The R number for COVID-19 is thought to be around 2 to 3, whereas the R number for influenza is around 1 or 2.

“No one on Earth had antibodies to COVID-19 when the outbreak started, so every interaction was an opportunity for it to spread,” said Kelley, adding that we’ve had years to build up at least partial immunity to influenza.

COVID-19 also has a longer incubation period that can last up to a couple of weeks. With the flu, people typically develop symptoms just a couple of days after being exposed to the virus.

“Most people with the flu experience symptoms relatively early in their illness — usually within 2 days of exposure,” said Dr. John Showalter, an expert in communicable diseases and the chief product officer of Jvion in Suwanee, Georgia.

Once flu symptoms begin, people usually isolate themselves, reducing the chance they’ll transmit the virus.

“With COVID-19, individuals can actively spread the virus for up to 7 days before they experience symptoms,” Showalter said.

In addition, COVID-19 often causes irregular symptoms, such as gut issues or headache.

“This means many don’t even realize they have — or are spreading — the illness for a week or longer, and likely have not altered their interactions with others during that time,” Showalter said.

When the pandemic restrictions are lifted, experts suspect the flu will make a comeback.

“Flu is one of the most consistent and persistent illnesses in recorded medical history, with reports of influenza-like illness dating back to ancient Greece,” Showalter said.

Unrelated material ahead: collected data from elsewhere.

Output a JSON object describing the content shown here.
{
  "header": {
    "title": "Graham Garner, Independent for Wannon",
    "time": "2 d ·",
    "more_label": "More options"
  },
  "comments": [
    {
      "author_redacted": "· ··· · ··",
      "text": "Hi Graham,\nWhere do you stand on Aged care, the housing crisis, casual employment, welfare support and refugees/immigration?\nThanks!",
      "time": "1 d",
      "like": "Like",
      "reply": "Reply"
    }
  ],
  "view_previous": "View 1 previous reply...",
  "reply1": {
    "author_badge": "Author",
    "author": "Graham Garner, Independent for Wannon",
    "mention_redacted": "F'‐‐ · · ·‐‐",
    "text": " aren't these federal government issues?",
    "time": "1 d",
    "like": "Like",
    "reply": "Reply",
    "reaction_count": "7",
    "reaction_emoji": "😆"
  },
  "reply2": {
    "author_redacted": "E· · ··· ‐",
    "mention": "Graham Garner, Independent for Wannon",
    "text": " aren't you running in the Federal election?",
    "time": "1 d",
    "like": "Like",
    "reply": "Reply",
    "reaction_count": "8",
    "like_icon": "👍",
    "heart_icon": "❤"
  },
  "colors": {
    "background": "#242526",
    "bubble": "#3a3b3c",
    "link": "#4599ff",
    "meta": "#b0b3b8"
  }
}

While we will likely see minimal flu activity in the 2021-2022 flu season due to continued safety precautions, Showalter said the flu “isn’t going anywhere.”

Kelley is hopeful that the mitigation measures adopted to contain COVID-19 will last and help contain the flu in the future.

“Building and maintaining a strong immune system, washing hands, self-isolating when you don’t feel well, and even wearing a mask during the peak flu season will all reduce the spread of flu, even after the pandemic is history,” Kelley said.

The flu season has been historically mild this year, thanks to the mitigation measures, such as physical distancing and mask wearing, used to contain the spread of COVID-19.

School and office closures also contributed to the unusually inactive flu season.

The mitigation measures used to control the spread of COVID-19, along with the widespread population immunity against the flu, helped curb influenza activity this year.

However, while flu activity has been unusually low this season, COVID-19 has surged.